バックハンドのパッシングショットはダウンザラインで見事に抜いていった。
「ゲームセット!マッチウォンバイ 日高高校!」
ふぅ……
と一息吐いて見上げた梅雨明けの空の憎たらしいほどに抜ける様な青よ。
「終わった」
男子の甲子園じゃないけど試合終了のサイレンが頭の中で鳴り響いた。そう、高校3年間最後の大会が終わった。
不思議と、自分でも驚くほど悔しさや何かは込み上げては来ず淡々とネット越しに相手と握手を交わして、タオルで汗を拭いてラケットを収めながらそのタオルを頭に被って暫し審判台脇のベンチで佇んだ。それなりに3年間、いや中学から数えて6年間頑張ってきたのは陽に焼けた褐色の肌と無造作なショートヘアが物語っていたし。決して強豪校ではないけど、部活は学校生活のほぼ全てを占めてて、勿論 何事も終わりがあって……自分の実力だってよく判ってたから、最後の試合が終わってその先に'引退'が待っていたのも謂わば自分の中じゃ予定調和に過ぎない。
……だった筈なのに、心にぽっかり空いた穴の様なこの空虚感はなに?
私達3年生は受験の為の補習が夏休みの間もあるから、朝から蝉時雨の中を息を切らして自転車を漕いで学校へ向かう。

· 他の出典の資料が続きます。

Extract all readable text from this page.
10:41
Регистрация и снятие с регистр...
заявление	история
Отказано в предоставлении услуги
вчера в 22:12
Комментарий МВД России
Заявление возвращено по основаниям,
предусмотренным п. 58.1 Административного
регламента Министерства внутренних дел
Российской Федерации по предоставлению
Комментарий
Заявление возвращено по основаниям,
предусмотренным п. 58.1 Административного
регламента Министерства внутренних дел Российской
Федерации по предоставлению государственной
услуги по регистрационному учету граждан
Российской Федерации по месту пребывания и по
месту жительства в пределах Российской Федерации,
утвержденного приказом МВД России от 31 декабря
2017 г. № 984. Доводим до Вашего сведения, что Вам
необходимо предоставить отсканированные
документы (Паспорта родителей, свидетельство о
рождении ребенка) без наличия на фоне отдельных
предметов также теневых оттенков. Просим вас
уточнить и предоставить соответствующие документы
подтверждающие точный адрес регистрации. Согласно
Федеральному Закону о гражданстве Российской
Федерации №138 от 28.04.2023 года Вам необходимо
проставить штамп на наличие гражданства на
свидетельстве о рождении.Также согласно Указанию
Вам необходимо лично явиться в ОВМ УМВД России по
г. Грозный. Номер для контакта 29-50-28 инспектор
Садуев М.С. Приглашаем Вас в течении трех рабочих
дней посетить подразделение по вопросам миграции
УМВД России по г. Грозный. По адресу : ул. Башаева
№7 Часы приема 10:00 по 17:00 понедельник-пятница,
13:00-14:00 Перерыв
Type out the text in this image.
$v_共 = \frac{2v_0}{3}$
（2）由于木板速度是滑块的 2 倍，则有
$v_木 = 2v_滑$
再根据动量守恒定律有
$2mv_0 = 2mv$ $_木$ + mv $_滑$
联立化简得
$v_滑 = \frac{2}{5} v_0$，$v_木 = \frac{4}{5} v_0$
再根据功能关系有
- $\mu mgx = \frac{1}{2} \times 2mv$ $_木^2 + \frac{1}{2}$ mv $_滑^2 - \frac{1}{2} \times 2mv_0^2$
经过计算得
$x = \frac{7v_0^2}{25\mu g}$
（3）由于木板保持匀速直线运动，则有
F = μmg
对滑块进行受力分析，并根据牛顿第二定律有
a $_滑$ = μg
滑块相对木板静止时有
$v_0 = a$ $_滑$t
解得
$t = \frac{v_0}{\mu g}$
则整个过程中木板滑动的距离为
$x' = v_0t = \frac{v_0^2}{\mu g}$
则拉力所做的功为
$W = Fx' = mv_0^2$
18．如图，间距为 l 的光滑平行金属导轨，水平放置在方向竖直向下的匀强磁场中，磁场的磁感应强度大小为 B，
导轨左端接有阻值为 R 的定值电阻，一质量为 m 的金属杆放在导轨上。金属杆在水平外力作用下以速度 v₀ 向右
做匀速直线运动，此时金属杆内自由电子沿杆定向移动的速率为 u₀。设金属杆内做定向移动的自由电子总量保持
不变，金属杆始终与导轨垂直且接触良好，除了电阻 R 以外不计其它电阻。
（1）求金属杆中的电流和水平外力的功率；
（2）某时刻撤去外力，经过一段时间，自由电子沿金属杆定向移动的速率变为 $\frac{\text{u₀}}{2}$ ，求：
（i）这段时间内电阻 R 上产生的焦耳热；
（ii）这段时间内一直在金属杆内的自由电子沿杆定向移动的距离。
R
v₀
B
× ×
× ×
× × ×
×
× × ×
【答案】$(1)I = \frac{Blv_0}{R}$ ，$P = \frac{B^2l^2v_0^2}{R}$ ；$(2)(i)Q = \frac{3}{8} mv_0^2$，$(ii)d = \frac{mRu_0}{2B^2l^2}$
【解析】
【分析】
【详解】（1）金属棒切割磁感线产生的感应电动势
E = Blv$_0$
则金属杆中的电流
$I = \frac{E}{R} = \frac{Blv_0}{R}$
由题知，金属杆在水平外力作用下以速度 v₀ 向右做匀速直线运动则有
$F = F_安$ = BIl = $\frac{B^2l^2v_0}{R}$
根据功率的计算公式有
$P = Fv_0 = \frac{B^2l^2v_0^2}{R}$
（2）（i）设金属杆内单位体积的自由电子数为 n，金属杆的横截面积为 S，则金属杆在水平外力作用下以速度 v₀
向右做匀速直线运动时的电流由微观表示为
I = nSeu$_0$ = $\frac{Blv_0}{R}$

なんとなくこうして授業を受けて、なんとなく勉強して、なんとなく夏が終わって……
模擬試験の結果でなんとなく志望校決めて、なんとなく焦って
ブルンブブルン! と首を振ってそんな思考を断ち切って視線を窓の外に向けると、
夏はまだまだ萌えていて、空は相変わらず青く高い。
視線だけを窓の外に残し机に俯せてると、ぼんやりその続きが頭の中を巡る…なんとなく受験して、なんとなく東京かどこか都会の大学に入るだろう。
そして、ううん! もうテニスはいいや!
なんとなくバイトでもして、お洒落も都会も楽しんで、合コンなんかも...…彼氏なんかもできたりして、そしてちょっと更に飛躍した妄想に勝手に照れつつ、やがてなんとなくそんな四年間も終わりに近づいてなんとなく、なんとなく、なんとなく……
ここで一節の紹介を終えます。